1914 - French Socialists and the Great War
At several international congresses before the outbreak of the Great War the Socialists of the world tried to lay down some principle or set of principles by which the different Socialist parties might be guided in times of war and threatened war. At the Stuttgart Congress, in 1907, there was a memorable debate in which the principal participants were August Bebel, the great leader of the German Social Democracy, Jean Jaures, the eloquent apostle of French Socialism, and Emile Vandervelde, president of the International Socialist Bureau, now a Belgian Minister of State. Jaures proposed a radical policy: in the event of a war-crisis arising, the workers must take action to prevent the war by means of public agitation, the general strike, and insurrection. This course, if it were energetically pursued in the belligerent countries would, so Jaures argued, effectually prevent war.
"If a government does not go into the field directly against Social Democracy, but, frightened by the growth of Socialism, seeks to make a diversion abroad; if a war should arise in this way between France and Germany, would it be allowable in such a case that the French and German working-classes should murder one another for the benefit of the capitalists, and at their demand, without making the extreme use of their strength? If we did not try to do this, we should be dishonored."
The First Balkan War brought the Socialists of the leading European countries face to face with the grave peril of a general European conflagration. A special and extraordinary congress was held at Basel, Switzerland, in November, 1912, to consider what the various Socialist parties must do. In the event of any warlike policy being undertaken by the Russian government, whether by attacks on Constantinople or on Armenia, even for the avowed purpose of protecting the Balkan nations, the Socialists of Russia, as well as those of Russian Poland and Finland, must immediately inaugurate a revolutionary fight against Czarism, to bring about its downfall. The Socialists of Germany, France, and Great Britain must demand that their governments abstain from intervention in the Balkan trouble and refuse all support to either Austria or Russia.
The Basel Congress had enjoined upon the Socialists of France the duty of repudiating the alliance with Russia, and Jaures and other French Socialist leaders had denounced that alliance in unmeasured terms. The Congress had likewise laid upon the Socialists of France the duty of using their power to prevent their government from supporting Russia, just as it had declared it to be the duty of the German Socialists to prevent their government from giving support to Austria.
Within less than two years Europe was plunged into the greatest war in all human history, and the international solidarity of the Socialist movement was broken and destroyed.
How came the Socialists in France, of all sects and factions, to unite in supporting the French Republic in its alliance with Russia? And jet in the decisive hour all sections of the French Socialist movement united in support of their government and in defense of the Republic. Under the leadership of Jaures the French Socialists loyally observed the rules laid down for their guidance by the Basel Congress.

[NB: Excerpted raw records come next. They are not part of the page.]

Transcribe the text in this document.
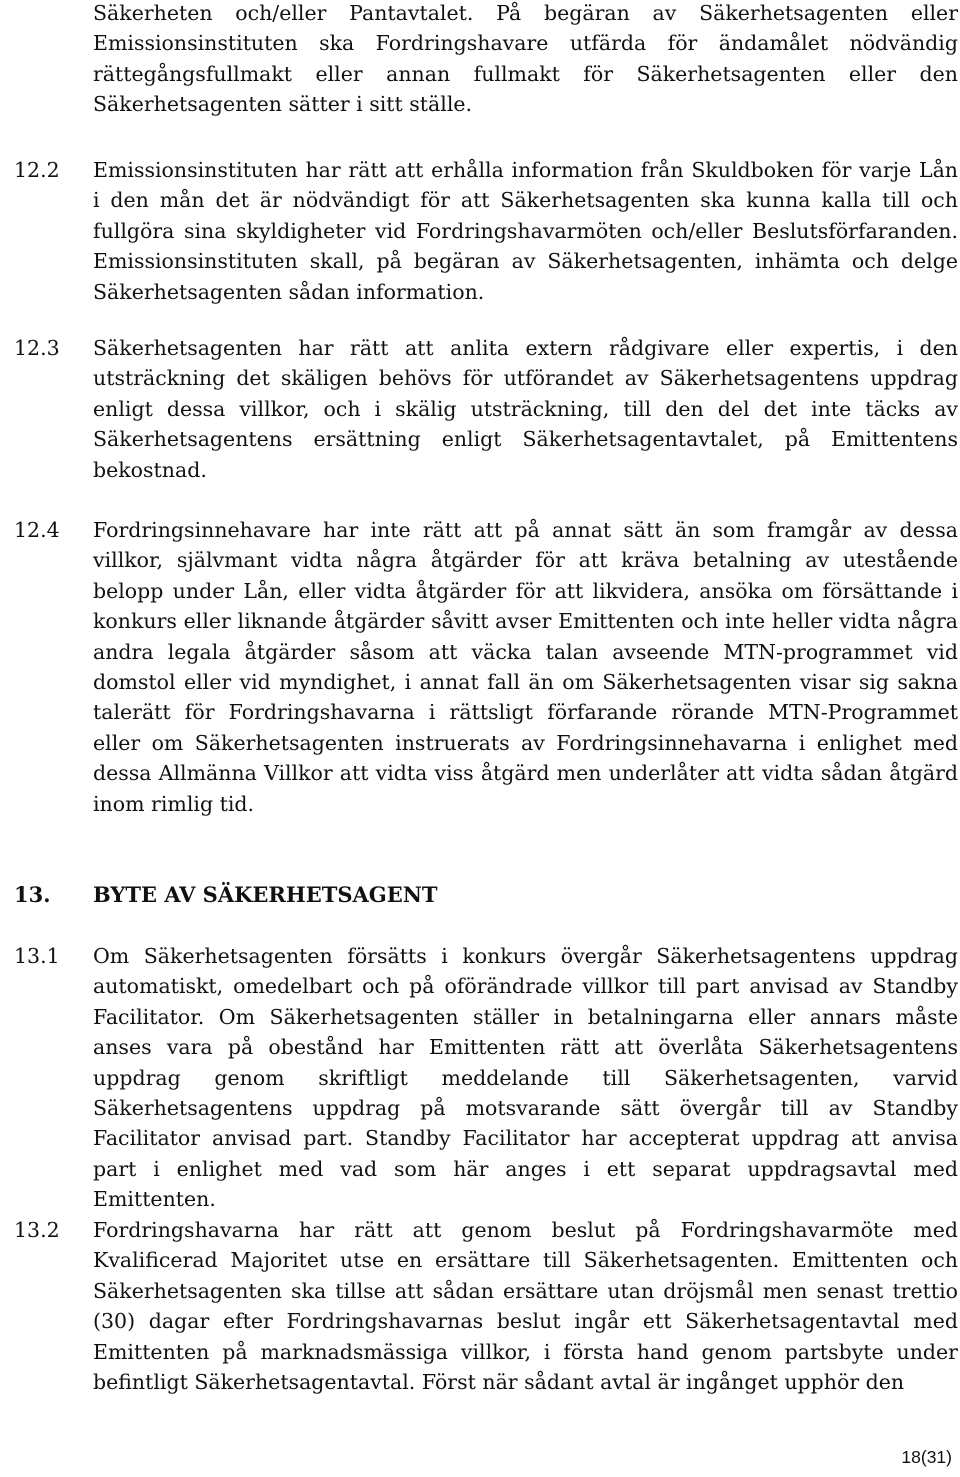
Säkerheten och/eller Pantavtalet. På begäran av Säkerhetsagenten eller Emissionsinstituten ska Fordringshavare utfärda för ändamålet nödvändig rättegångsfullmakt eller annan fullmakt för Säkerhetsagenten eller den Säkerhetsagenten sätter i sitt ställe.

12.2 Emissionsinstituten har rätt att erhålla information från Skuldboken för varje Lån i den mån det är nödvändigt för att Säkerhetsagenten ska kunna kalla till och fullgöra sina skyldigheter vid Fordringshavarmöten och/eller Beslutsförfaranden. Emissionsinstituten skall, på begäran av Säkerhetsagenten, inhämta och delge Säkerhetsagenten sådan information.

12.3 Säkerhetsagenten har rätt att anlita extern rådgivare eller expertis, i den utsträckning det skäligen behövs för utförandet av Säkerhetsagentens uppdrag enligt dessa villkor, och i skälig utsträckning, till den del det inte täcks av Säkerhetsagentens ersättning enligt Säkerhetsagentavtalet, på Emittentens bekostnad.

12.4 Fordringsinnehavare har inte rätt att på annat sätt än som framgår av dessa villkor, självmant vidta några åtgärder för att kräva betalning av utestående belopp under Lån, eller vidta åtgärder för att likvidera, ansöka om försättande i konkurs eller liknande åtgärder såvitt avser Emittenten och inte heller vidta några andra legala åtgärder såsom att väcka talan avseende MTN-programmet vid domstol eller vid myndighet, i annat fall än om Säkerhetsagenten visar sig sakna talerätt för Fordringshavarna i rättsligt förfarande rörande MTN-Programmet eller om Säkerhetsagenten instruerats av Fordringsinnehavarna i enlighet med dessa Allmänna Villkor att vidta viss åtgärd men underlåter att vidta sådan åtgärd inom rimlig tid.

13. BYTE AV SÄKERHETSAGENT

13.1 Om Säkerhetsagenten försätts i konkurs övergår Säkerhetsagentens uppdrag automatiskt, omedelbart och på oförändrade villkor till part anvisad av Standby Facilitator. Om Säkerhetsagenten ställer in betalningarna eller annars måste anses vara på obestånd har Emittenten rätt att överlåta Säkerhetsagentens uppdrag genom skriftligt meddelande till Säkerhetsagenten, varvid Säkerhetsagentens uppdrag på motsvarande sätt övergår till av Standby Facilitator anvisad part. Standby Facilitator har accepterat uppdrag att anvisa part i enlighet med vad som här anges i ett separat uppdragsavtal med Emittenten.

13.2 Fordringshavarna har rätt att genom beslut på Fordringshavarmöte med Kvalificerad Majoritet utse en ersättare till Säkerhetsagenten. Emittenten och Säkerhetsagenten ska tillse att sådan ersättare utan dröjsmål men senast trettio (30) dagar efter Fordringshavarnas beslut ingår ett Säkerhetsagentavtal med Emittenten på marknadsmässiga villkor, i första hand genom partsbyte under befintligt Säkerhetsagentavtal. Först när sådant avtal är ingånget upphör den

18(31)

They brought pressure to bear upon their government to withdraw from the alliance with Russia if (a) Russia did not consent to mediation and arbitration, or (b) if she took the initiative in declaring war. There is ample evidence that the French government honestly and bravely acted in accordance with these principles. On the 30th of July 1914, at the great peace demonstration in Brussels, Jaures announced with deep conviction, "The French government is the best peace ally of that admirable government of England, which took the initiative toward mediation. And it is influencing Russia by its counsels of wisdom and patience."
A few hours before his death at the hands of a cowardly assassin Jaures had an interview with the highest officials of the French government and received convincing assurances of the sincerity with which the course suggested by the Socialists was being followed. The act of the government in ordering the withdrawal of the French troops ten kilometres from the frontier was an indubitable pledge of its good faith.

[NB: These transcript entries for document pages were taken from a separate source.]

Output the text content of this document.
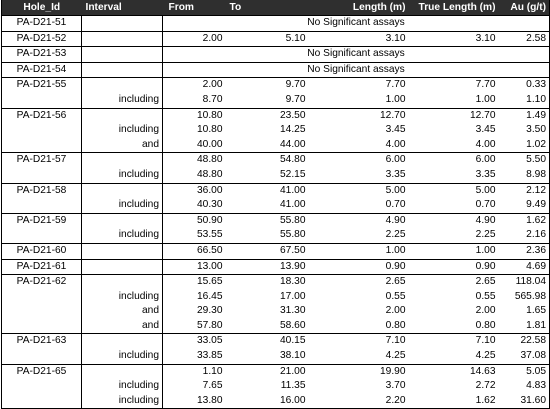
Hole_Id	Interval	From	To	Length (m)	True Length (m)	Au (g/t)
PA-D21-51		No Significant assays				
PA-D21-52		2.00	5.10	3.10	3.10	2.58
PA-D21-53		No Significant assays				
PA-D21-54		No Significant assays				
PA-D21-55		2.00	9.70	7.70	7.70	0.33
	including	8.70	9.70	1.00	1.00	1.10
PA-D21-56		10.80	23.50	12.70	12.70	1.49
	including	10.80	14.25	3.45	3.45	3.50
	and	40.00	44.00	4.00	4.00	1.02
PA-D21-57		48.80	54.80	6.00	6.00	5.50
	including	48.80	52.15	3.35	3.35	8.98
PA-D21-58		36.00	41.00	5.00	5.00	2.12
	including	40.30	41.00	0.70	0.70	9.49
PA-D21-59		50.90	55.80	4.90	4.90	1.62
	including	53.55	55.80	2.25	2.25	2.16
PA-D21-60		66.50	67.50	1.00	1.00	2.36
PA-D21-61		13.00	13.90	0.90	0.90	4.69
PA-D21-62		15.65	18.30	2.65	2.65	118.04
	including	16.45	17.00	0.55	0.55	565.98
	and	29.30	31.30	2.00	2.00	1.65
	and	57.80	58.60	0.80	0.80	1.81
PA-D21-63		33.05	40.15	7.10	7.10	22.58
	including	33.85	38.10	4.25	4.25	37.08
PA-D21-65		1.10	21.00	19.90	14.63	5.05
	including	7.65	11.35	3.70	2.72	4.83
	including	13.80	16.00	2.20	1.62	31.60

Germany declared war upon Russia and France, and rejected all attempts at mediation. It was apparent that the German Social Democrats would not make any effective resistance to the action of their government. Under such conditions the French Socialists must either give up all idea of defending their country, and so abandon the very basis of internationalism, or they must accept as a temporary necessity of the war the alliance with Russia.
The criterion of proletarian interest turned out to be quite as unreliable as that of the differentiation between aggressive and defensive war. Experience had shown that French and German Socialists, while accepting the principle in good faith, arrive at opposing conclusions. The French Socialists identified the victory of France with the interests of the proletariat, while the German Socialists identified the victory of Germany with the interests of the proletariat.
The French Socialist Congress closed its session on the last day of 1915. The Congress was of special interest because it afforded an official record of the attitude of the French Socialists. The final resolution, adopted by 2,736 votes against 76, there being 102 absentees, announced that the French Socialists were united with all France in "a war purely of defense and exclusive of all plans of conquest and annexation." The resolution proclaimed that the French Socialists would remain with the Government until conditions of peace should be assured. The principles of internationalism and pacifism carried hitherto by the labour movement and 2nd Internationale were called into question by the adhesion of the SFIO and CGT to the policy of sacred union.